Ils réclament justice pour Claude Jean-Pierre et Didier Assor et dénoncent les violences commises par les gendarmes

manifestation
Jistis pou Claude Jean-Pierre et Didier Assor
©Peggy Robert

Le Kolèktif vérité é jistis kont vyolans a jandam invitait, ce vendredi matin, les Guadeloupéens à venir exiger "justice et vérité" pour Claude Jean-Pierre et Didier Assor, devant le tribunal de Pointe-à-Pitre. Les deux hommes, selon les militants, sont des victimes de la violence des gendarmes.

Comme dit, comme fait : le "Kolèktif vérité é jistis kont vyolans a jandam" a tenu meeting, ce vendredi 9 avril, devant le palais de justice de Pointe-à-Pitre. Les formations syndicales, associatives et politiques, partie prenante de la lutte contre les violences commises par les gendarmes, avaient appelé, il y a 10 jours, à cette mobilisation.
Une cinquantaine de personnes a répondu présent, dans la matinée.

Ces militants demandent à ce que justice soit faite dans deux dossiers en particulier : celui du Deshaisien Claude Jean-Pierre, mort suite à un contrôle routier, le 21 novembre 2020 et celui de Didier Assor, abattu à Trois-Rivières, par un gendarme, le 15 décembre 2017.

Jistis pou Claude Jean-Pierre et Didier Assor

 

Le dossier Claude Jean-Pierre 

Claude Jean-Pierre, dit "Klodo", père de famille âgé de 67 ans, a été hospitalisé au CHU de la Guadeloupe, suite à un contrôle routier de gendarmerie, qui a eu lieu le 21 novembre 2020, dans le bourg de Deshaies. Il a succombé, le 3 décembre 2020, à ses blessures, jugées troublantes par ses proches : des hématomes au visage et une double fracture des cervicales, dont l'une comprimait sa moelle épinière. "Des blessures infligées par les gendarmes" affirment sa famille et ses soutiens qui, depuis, réclament justice.

Depuis le début, la justice coloniale française cherche à ralentir les investigations et, aujourd'hui, nous constatons une volonté délibérée d'enliser la procédure judiciaire.

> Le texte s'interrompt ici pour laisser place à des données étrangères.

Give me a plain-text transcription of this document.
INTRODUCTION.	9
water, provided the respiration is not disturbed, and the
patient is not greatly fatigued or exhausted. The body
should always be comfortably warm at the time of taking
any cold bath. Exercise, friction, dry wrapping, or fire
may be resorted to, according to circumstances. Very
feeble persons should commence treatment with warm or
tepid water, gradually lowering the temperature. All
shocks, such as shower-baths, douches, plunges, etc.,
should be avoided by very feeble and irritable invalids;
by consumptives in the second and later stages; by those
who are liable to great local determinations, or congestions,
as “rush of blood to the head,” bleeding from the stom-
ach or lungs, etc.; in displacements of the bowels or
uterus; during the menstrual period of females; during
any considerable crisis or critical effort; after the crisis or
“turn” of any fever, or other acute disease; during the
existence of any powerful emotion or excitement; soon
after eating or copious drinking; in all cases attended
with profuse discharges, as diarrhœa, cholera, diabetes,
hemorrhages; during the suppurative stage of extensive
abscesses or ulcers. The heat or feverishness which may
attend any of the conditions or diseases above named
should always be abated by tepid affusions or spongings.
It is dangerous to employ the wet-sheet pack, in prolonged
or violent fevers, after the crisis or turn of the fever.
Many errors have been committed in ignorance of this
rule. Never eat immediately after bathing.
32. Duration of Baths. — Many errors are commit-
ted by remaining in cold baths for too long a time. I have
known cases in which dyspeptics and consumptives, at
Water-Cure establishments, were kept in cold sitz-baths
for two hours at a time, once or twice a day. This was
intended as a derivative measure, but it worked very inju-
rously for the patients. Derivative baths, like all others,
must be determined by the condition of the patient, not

Kolèktif vérité é jistis kont vyolans a jandam

Le 19 janvier 2021, le procureur de la République de Basse-Terre, Xavier Sicot, a affirmé que les "règles d’interpellation ont été respectées", par les militaires et a indiqué n’avoir noté "aucune irrégularité" lors du visionnage des images de la vidéo surveillance lors de l’interpellation de Claude Jean-Pierre.

Justement, le "Kolèktif vérité é jistis kont vyolans a jandam" demande la publication de la vidéo filmée par les caméras de la mairie de Deshaies, "Que chacun prenne ses responsabilités !"
Autres exigences des soutiens de la famille Jean-Pierre : 

  • La saisine de l'inspection générale de la gendarmerie nationale, par le procureur de la république (la requête de la famille Jean-Pierre n'a pas été enregistrée) ;
  • Les résultats des compléments d'expertises médicales demandées par la famille ;
  • Que ka défenseure des droits, saisie par la famille, enquête sur les faits qui se sont déroulés, le 21 novembre dernier, entre les gendarmes et Claude Jean-Pierre ;
  • Que la commission rogatoire fasse son travail d'investigation.

Le dossier Didier Assor

Didier Assor a été abattu, le 15 décembre 2017, par les gendarmes du Peloton de surveillance et d’intervention de la gendarmerie nationale (PSIG).
Ce jour-là, cet homme de 45 ans atteint de schizophrénie, s’était enfermé dans une habitation de la section "la regrettée", à Trois-Rivières. Il avait menacé, avec un coutelas, les militaires venus le maîtriser. Il a reçu 7 balles. L'autopsie du corps a aussi révélé une huitième marque, qui correspondrait à un tir de flashball. 

La famille de la victime, qui souhaitait le faire hospitaliser, compte tenu de sa pathologie, estime que l’affaire a été "étouffée".

La thèse de la légitime défense a été privilégiée par la justice. Mais pour Guy Assor, père de Didier, le gendarme qui a tiré a commis une bavure.